MyGM has seen some tweaks for the better, with the biggest change coming with the addition of action points. Every day you are given a new set of action points that can be used to complete specific tasks. Whether it’s interviewing new front office personnel or speaking with your players, you’ll need action points to do so. It can feel a little restrictive, but it feels more realistic. A normal general manager doesn’t complete dozens of tasks a day. By limiting what you can do, it also makes you take a greater hands-on approach with your team. It was pretty easy to cheese your way through the mode in years past, but those strategies won’t fly now.

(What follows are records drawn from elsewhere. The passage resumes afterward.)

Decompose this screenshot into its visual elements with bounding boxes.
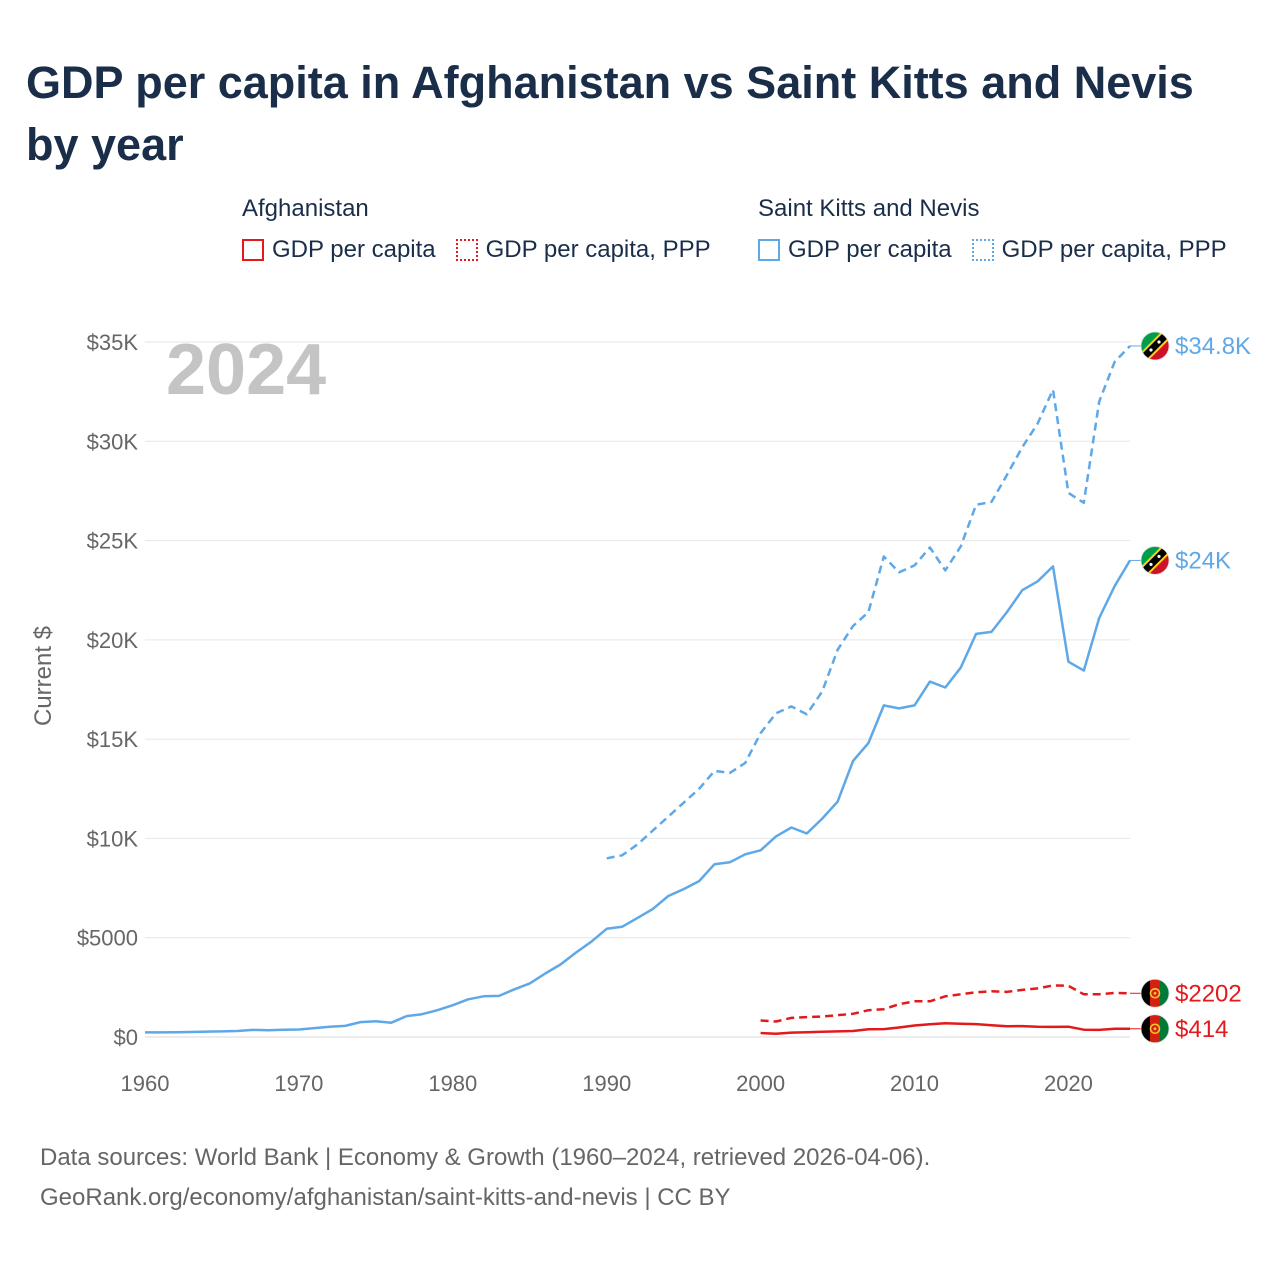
y-tick-label: $20K	[87, 628, 139, 653]
y-tick-label: $15K	[87, 727, 139, 752]
legend-label: GDP per capita, PPP	[485, 236, 711, 263]
end-value-label: $414	[1175, 1016, 1228, 1043]
legend-group-saint-kitts: Saint Kitts and Nevis GDP per capita GDP…	[758, 194, 1247, 264]
y-tick-label: $5000	[77, 926, 138, 951]
y-axis-label: Current $	[30, 626, 57, 726]
legend-item-kn-gdp-ppp[interactable]: GDP per capita, PPP	[971, 236, 1227, 264]
afghanistan-flag-icon	[1140, 978, 1170, 1008]
legend-group-title: Saint Kitts and Nevis	[758, 195, 980, 222]
series-lines	[145, 345, 1132, 1036]
saint-kitts-flag-icon	[1140, 331, 1170, 361]
y-tick-label: $0	[114, 1025, 138, 1050]
year-label: 2024	[166, 330, 326, 410]
x-tick-label: 2020	[1044, 1071, 1093, 1096]
x-tick-label: 1990	[582, 1071, 631, 1096]
chart-title: GDP per capita in Afghanistan vs Saint K…	[26, 57, 1194, 170]
end-value-label: $24K	[1175, 547, 1231, 574]
gridlines	[145, 341, 1130, 1038]
series-line	[145, 559, 1132, 1034]
legend-label: GDP per capita, PPP	[1001, 236, 1227, 263]
saint-kitts-flag-icon	[1140, 546, 1170, 575]
x-axis-ticks: 1960 1970 1980 1990 2000 2010 2020	[121, 1071, 1093, 1096]
source-line-2[interactable]: GeoRank.org/economy/afghanistan/saint-ki…	[40, 1184, 731, 1211]
x-tick-label: 2010	[890, 1071, 939, 1096]
legend-item-afghanistan-gdp[interactable]: GDP per capita	[242, 236, 436, 264]
afghanistan-flag-icon	[1140, 1014, 1170, 1044]
x-tick-label: 2000	[736, 1071, 785, 1096]
legend-group-title: Afghanistan	[242, 195, 369, 222]
series-line	[606, 345, 1131, 860]
y-tick-label: $10K	[87, 826, 139, 851]
y-tick-label: $30K	[87, 429, 139, 454]
legend-item-afghanistan-gdp-ppp[interactable]: GDP per capita, PPP	[455, 236, 711, 264]
legend-swatch-dotted-blue	[971, 239, 994, 261]
legend-group-afghanistan: Afghanistan GDP per capita GDP per capit…	[242, 194, 731, 264]
y-tick-label: $35K	[87, 330, 139, 355]
legend-swatch-dotted-red	[455, 239, 478, 261]
y-axis-ticks: $0 $5000 $10K $15K $20K $25K $30K $35K	[77, 330, 139, 1050]
x-tick-label: 1970	[274, 1071, 323, 1096]
y-tick-label: $25K	[87, 529, 139, 554]
end-value-label: $2202	[1175, 980, 1242, 1007]
legend-item-kn-gdp[interactable]: GDP per capita	[758, 236, 952, 264]
series-line	[760, 1022, 1131, 1036]
end-value-label: $34.8K	[1175, 333, 1251, 360]
legend-swatch-solid-red	[242, 239, 264, 261]
legend-swatch-solid-blue	[758, 239, 780, 261]
x-tick-label: 1980	[428, 1071, 477, 1096]
series-line	[760, 984, 1131, 1023]
end-markers: $34.8K $24K $2202 $414	[1130, 331, 1251, 1044]
source-note: Data sources: World Bank | Economy & Gro…	[40, 1138, 930, 1218]
legend-label: GDP per capita	[788, 236, 952, 263]
legend-label: GDP per capita	[272, 236, 436, 263]
x-tick-label: 1960	[121, 1071, 170, 1096]
source-line-1: Data sources: World Bank | Economy & Gro…	[40, 1144, 931, 1171]
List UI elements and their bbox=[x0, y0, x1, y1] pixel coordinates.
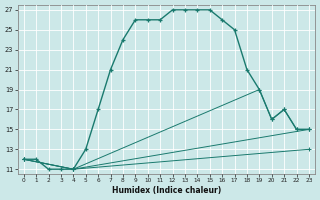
X-axis label: Humidex (Indice chaleur): Humidex (Indice chaleur) bbox=[112, 186, 221, 195]
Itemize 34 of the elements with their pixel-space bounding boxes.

For better or worse, MyTeam will continue to garner the most press. You are most likely familiar with what Visual Concepts is looking to achieve with the mode by now — creating the team of your dreams using cards purchased in randomized packs. Currency for packs can be acquired through completing certain challenges, daily goals, and online play. Wash, rinse, repeat. It’s never been a huge favorite of mine, but I understand the appeal.

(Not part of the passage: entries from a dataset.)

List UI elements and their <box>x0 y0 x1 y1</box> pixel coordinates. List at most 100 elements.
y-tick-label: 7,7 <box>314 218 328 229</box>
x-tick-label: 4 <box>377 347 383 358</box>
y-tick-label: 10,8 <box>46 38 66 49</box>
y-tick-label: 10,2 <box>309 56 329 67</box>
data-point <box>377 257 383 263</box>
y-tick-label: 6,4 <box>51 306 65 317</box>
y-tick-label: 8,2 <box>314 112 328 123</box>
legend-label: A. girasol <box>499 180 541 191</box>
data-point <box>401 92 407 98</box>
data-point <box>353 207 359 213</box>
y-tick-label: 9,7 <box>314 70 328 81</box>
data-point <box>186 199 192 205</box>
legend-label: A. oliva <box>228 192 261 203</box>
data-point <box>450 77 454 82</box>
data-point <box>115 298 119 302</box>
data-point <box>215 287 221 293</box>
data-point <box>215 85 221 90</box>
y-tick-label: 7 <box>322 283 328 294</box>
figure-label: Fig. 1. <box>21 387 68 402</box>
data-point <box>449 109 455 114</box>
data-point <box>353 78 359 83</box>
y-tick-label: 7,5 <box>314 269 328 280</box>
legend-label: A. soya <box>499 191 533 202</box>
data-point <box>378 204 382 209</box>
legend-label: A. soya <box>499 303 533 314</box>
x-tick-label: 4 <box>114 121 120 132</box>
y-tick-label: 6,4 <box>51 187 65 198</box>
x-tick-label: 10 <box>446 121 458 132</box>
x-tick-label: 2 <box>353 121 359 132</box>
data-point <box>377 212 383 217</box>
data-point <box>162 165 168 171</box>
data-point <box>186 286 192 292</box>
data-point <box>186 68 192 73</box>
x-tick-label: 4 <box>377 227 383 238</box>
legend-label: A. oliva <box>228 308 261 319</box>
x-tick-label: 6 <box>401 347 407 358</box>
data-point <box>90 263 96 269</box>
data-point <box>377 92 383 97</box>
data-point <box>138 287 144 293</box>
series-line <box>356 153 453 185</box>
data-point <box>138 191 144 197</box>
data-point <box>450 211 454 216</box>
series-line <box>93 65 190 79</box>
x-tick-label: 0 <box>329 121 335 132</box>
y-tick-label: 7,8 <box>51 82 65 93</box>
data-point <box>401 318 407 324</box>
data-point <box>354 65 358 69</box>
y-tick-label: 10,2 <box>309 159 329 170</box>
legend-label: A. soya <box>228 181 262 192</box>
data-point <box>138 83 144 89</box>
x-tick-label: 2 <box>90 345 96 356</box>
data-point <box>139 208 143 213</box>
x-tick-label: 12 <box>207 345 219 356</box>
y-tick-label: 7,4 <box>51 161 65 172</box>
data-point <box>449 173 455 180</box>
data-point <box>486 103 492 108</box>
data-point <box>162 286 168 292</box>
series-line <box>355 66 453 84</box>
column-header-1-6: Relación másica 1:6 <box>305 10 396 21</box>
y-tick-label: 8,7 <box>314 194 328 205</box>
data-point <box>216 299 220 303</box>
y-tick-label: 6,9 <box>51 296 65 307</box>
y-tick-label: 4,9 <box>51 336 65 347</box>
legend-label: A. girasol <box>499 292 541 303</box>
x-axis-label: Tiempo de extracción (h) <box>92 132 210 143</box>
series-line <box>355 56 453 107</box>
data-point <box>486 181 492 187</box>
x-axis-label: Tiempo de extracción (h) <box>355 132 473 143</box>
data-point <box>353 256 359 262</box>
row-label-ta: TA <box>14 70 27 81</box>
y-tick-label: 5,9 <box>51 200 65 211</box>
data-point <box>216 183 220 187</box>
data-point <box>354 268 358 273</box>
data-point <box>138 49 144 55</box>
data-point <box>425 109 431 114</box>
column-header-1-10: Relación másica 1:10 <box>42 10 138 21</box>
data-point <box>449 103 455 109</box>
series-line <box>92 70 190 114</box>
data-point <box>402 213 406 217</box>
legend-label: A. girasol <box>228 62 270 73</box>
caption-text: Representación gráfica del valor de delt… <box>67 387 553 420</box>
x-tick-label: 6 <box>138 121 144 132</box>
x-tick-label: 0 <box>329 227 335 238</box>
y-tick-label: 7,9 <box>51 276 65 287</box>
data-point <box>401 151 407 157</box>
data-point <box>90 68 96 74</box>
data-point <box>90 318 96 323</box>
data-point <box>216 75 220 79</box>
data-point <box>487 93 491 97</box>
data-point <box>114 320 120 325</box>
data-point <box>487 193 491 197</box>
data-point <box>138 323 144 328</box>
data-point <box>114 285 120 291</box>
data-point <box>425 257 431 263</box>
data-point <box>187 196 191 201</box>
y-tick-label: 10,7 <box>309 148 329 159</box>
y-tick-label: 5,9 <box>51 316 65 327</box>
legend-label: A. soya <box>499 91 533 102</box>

Grind is still an issue in NBA 2K20, but one that has been mitigated slightly. When it comes to MyPlayer, it’s definitely quicker to level up without spending extra money. Just by putting in a few hours, you’ll be able to get your player up to a respectable overall level. In order to reach the true greats of the league, it seems like you’ll need to put extra effort in, but that’s not surprising. That being said, the process does feel more egregious in MyTeam. The framework of the mode is one that is pretty much designed to extract extra cash. It’s a good grift, and one that 2K Sports is clearly intent on continuing to run. In an ideal world, that wouldn’t be the case. We don’t live in an ideal world, though, so the best we can hope for is more improvements like this year.
NBA 2K20 reminds me of the 2018 Golden State Warriors. A top-level talent that mops the floor with the competition, but is not without flaws. The presentation and gameplay of the franchise has never been better, and continually pushes the quality of the genre to new levels. There’s an overwhelming amount of content here that will keep fans of the series glued to the couch until next year’s release. However, it’s still plagued with technical issues, and the predatory microtransactions aren’t going anywhere anytime soon. It feels bad to say it, but the continued quality of the on-court action is more than enough to overlook these issues.
This review was based on the PlayStation 4 version of the game. A copy was provided by 2K Sports.
NBA 2K20 continues to deliver excellent on-court action with unmatched presentation and mode variety. However, the series' continued reliance on microtransactions is still a glaring issue.